Durante la segunda mitad del siglo XX, el cine checo de animación obtuvo relevancia internacional y prestigio en los festivales especializados gracias al apoyo del estado, que hizo de la industria una plataforma de identidad cultural. La época de esplendor terminó con la caída del comunismo y el consiguiente desmantelamiento de los estudios, un fin de ciclo que coincidió con la transformación digital del medio. Aun así, en los años siguientes surgieron algunos nombres que mantuvieron la técnica artesanal del stop motion como Jan Balej, cineasta formado en el cortometraje y la televisión, que en 2007 lleva a cabo su primer proyecto largo: Una noche en una ciudad.

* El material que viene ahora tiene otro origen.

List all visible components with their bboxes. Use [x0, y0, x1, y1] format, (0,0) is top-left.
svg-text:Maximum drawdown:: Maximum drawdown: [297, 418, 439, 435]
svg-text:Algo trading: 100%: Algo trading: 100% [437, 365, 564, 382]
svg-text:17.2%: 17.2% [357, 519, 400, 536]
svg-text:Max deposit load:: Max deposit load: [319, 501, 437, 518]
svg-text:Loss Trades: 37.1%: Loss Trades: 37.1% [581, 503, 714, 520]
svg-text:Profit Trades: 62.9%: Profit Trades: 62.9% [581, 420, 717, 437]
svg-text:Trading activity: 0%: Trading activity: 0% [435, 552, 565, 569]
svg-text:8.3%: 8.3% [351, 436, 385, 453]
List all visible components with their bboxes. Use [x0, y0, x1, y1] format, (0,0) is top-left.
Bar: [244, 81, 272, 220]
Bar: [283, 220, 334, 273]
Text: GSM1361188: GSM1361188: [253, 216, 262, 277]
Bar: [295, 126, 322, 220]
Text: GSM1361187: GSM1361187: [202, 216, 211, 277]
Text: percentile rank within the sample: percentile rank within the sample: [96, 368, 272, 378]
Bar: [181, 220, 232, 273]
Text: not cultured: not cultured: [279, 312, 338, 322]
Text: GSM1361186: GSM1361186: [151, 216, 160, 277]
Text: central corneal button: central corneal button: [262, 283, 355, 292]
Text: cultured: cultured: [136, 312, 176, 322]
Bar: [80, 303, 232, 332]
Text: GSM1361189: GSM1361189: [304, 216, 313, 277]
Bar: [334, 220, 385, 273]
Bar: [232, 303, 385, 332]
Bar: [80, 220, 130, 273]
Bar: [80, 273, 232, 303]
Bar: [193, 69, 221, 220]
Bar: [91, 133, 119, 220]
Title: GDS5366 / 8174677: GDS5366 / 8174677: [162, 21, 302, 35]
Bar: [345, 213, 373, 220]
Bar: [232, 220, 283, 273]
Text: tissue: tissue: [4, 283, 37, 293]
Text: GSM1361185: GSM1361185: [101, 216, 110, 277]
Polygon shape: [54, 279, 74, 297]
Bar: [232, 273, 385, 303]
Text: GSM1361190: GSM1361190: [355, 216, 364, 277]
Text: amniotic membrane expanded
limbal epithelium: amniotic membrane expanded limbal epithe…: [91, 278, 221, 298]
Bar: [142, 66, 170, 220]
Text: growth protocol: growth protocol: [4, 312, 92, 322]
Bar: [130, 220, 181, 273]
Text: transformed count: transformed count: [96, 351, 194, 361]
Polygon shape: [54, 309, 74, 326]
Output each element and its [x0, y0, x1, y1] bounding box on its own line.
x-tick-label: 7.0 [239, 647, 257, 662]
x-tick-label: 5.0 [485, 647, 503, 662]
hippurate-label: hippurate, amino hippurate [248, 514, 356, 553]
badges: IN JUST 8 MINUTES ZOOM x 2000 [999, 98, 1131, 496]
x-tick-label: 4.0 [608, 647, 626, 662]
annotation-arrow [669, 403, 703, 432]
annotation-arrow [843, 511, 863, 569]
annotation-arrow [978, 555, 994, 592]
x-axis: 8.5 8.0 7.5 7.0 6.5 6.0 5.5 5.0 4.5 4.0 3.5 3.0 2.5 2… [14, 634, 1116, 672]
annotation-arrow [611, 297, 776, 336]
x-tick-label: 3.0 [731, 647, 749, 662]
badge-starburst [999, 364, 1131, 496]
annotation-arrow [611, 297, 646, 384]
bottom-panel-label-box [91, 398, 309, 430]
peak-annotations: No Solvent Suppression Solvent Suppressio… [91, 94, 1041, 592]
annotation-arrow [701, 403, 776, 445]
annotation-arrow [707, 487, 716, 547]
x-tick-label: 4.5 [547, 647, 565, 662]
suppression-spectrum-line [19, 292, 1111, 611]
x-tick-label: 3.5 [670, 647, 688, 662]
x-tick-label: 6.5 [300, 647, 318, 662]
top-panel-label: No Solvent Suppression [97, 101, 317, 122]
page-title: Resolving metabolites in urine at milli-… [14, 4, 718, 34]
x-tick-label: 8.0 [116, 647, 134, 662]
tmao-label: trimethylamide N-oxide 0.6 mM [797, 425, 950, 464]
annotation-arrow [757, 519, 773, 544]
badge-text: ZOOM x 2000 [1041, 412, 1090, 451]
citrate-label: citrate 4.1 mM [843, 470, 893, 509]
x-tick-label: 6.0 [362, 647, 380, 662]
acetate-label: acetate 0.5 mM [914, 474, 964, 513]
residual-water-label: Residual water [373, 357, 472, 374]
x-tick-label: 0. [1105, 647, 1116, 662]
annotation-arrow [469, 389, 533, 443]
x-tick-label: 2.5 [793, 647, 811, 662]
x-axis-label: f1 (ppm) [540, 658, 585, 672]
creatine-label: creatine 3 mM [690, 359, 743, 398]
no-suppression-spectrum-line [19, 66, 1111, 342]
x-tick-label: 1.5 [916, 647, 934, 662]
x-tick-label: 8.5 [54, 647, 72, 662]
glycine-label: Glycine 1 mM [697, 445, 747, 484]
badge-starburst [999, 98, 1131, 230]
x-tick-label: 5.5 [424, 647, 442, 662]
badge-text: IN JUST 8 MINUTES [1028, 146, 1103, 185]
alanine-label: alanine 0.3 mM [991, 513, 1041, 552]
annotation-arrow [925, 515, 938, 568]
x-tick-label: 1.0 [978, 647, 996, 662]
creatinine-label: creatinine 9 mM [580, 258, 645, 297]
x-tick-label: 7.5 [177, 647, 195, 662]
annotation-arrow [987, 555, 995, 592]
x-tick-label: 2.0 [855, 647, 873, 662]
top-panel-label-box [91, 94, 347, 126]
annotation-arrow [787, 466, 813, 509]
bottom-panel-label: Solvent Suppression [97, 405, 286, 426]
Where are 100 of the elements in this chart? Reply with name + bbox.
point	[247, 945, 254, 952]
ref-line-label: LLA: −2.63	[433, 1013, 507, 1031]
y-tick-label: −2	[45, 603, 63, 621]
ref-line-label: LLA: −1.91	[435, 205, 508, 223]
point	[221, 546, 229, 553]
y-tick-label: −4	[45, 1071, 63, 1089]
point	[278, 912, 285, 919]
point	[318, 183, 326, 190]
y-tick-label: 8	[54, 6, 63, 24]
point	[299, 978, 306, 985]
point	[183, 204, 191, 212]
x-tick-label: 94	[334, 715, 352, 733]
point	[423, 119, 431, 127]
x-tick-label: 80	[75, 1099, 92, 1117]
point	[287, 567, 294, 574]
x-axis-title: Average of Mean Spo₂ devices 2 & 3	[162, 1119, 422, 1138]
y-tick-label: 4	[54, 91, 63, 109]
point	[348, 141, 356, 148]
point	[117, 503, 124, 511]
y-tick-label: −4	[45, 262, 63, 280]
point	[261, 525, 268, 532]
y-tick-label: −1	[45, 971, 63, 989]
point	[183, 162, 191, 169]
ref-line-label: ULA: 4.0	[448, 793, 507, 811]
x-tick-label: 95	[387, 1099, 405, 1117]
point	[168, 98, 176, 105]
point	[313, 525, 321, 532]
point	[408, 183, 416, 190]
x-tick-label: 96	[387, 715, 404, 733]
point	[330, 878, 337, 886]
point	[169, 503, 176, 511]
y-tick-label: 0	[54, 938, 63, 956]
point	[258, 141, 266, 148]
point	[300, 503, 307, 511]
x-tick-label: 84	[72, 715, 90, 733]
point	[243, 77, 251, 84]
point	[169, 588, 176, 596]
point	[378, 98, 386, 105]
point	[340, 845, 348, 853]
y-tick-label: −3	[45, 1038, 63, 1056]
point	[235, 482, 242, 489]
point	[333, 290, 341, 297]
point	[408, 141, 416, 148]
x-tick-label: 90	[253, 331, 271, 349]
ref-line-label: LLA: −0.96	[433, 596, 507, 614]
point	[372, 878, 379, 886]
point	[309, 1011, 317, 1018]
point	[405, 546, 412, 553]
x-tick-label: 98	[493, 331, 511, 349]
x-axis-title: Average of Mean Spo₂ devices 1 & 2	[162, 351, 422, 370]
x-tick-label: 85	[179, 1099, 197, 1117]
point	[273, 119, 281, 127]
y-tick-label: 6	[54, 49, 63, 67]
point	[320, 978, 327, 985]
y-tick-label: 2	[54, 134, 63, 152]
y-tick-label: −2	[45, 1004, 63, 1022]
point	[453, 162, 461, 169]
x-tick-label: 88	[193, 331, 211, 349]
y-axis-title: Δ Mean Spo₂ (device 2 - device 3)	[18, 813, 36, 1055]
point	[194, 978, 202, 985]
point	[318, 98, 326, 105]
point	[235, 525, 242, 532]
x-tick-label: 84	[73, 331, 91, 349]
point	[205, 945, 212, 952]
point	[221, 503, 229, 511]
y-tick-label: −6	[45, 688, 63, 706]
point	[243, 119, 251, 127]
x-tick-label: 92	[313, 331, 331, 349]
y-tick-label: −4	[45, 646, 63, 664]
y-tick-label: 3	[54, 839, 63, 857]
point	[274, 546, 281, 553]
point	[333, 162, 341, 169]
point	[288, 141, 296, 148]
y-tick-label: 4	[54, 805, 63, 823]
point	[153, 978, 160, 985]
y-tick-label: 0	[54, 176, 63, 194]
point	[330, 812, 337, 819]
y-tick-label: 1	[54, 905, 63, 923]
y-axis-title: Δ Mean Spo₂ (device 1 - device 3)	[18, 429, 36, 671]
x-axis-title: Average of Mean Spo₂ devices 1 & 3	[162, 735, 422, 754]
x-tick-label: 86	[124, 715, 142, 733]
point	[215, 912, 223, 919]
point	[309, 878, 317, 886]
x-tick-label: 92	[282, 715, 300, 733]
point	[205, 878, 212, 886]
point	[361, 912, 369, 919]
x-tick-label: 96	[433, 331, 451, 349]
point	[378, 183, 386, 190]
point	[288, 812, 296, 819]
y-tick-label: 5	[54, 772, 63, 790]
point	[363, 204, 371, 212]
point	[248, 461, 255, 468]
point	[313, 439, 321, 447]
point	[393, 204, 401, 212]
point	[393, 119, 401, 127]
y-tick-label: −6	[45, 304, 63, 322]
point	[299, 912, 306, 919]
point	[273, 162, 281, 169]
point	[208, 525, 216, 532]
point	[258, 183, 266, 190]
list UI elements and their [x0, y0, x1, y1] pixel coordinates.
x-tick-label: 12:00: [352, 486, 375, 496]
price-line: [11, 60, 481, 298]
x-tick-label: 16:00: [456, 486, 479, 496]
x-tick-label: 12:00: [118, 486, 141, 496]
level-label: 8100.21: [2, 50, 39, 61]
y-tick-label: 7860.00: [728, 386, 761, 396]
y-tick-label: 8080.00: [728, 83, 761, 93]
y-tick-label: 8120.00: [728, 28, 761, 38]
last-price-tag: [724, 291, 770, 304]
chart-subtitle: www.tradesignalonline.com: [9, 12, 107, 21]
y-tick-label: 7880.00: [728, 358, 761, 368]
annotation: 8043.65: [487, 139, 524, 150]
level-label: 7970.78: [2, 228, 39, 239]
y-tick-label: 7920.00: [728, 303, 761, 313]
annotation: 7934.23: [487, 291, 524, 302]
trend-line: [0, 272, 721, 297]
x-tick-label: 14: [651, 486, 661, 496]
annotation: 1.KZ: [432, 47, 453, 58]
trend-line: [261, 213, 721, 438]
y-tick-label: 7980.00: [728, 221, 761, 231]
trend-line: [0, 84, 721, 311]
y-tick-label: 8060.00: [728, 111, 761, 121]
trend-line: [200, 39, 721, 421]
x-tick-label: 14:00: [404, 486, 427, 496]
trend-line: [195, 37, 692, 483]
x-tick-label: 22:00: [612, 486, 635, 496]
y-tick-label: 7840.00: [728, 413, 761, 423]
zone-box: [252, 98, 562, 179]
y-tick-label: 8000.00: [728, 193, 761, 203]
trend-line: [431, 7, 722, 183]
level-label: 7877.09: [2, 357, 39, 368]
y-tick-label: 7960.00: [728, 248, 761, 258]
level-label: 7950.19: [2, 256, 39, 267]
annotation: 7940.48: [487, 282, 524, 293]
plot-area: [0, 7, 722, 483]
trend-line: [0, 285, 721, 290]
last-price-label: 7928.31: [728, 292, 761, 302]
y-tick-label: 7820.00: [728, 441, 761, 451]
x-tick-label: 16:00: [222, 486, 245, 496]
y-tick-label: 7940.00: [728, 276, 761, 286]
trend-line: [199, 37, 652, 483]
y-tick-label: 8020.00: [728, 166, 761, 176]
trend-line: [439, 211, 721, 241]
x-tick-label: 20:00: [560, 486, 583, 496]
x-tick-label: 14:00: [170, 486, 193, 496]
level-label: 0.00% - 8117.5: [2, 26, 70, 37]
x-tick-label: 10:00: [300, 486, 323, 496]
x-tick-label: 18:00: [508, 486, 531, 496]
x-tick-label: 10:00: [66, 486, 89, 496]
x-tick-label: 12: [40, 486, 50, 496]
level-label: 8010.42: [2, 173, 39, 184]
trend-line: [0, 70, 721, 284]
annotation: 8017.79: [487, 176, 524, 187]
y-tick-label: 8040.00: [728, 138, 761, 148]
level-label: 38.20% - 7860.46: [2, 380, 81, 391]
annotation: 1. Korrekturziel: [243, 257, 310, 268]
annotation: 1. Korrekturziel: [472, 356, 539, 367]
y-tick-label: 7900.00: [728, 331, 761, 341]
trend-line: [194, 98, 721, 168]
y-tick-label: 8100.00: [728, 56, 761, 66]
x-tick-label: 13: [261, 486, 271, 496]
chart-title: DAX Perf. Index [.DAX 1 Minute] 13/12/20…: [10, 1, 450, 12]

El guion, escrito por Balej junto a Ivan Arsenyev, se divide en tres historias sin diálogos bien diferenciadas entre sí. La primera y la última tienen en común la nocturnidad y el esperpento como crítica a una sociedad alienada, son alegorías oscuras del alma humana en pleno estado de podredumbre. En especial el segmento que abre el film, cuyas figuras llevan la corrupción del espíritu también a la carne, con personajes grotescos que representan la locura, la avaricia, el desconsuelo... una comunidad de seres degradados que viven en el mismo edificio y que tratan de esquivar las desgracias del día a día con sueños semejantes a pesadillas. En mitad de los dos segmentos hay un cuento luminoso que otorga respiro al espectador, protagonizado por dos vecinos que son amigos, un árbol y un pez antropomorfo. Este es el único relato que se prolonga a través del tiempo mediante elipsis que distinguen las estaciones del año, lo cual permite un trabajo de fotografía más matizado y amable en comparación a las sombras que inundan los otros relatos.

En conjunto, Una noche en una ciudad contiene generosas dosis de imaginación y de humor negro, ilustrados con un estilo visual que va del feísmo a la belleza, pasando por la variedad de tonos intermedios. Es una pieza de orfebrería dotada de plasticidad y de imágenes poderosas que recuerdan a ilustres antecesores (Jan Švankmajer, Jiří Barta), con los que Jan Balej comparte el interés por el sonido y la música. La concordancia de elementos estéticos, sonoros y narrativos hacen de la película una joya en su género, tan estimulante como perturbadora.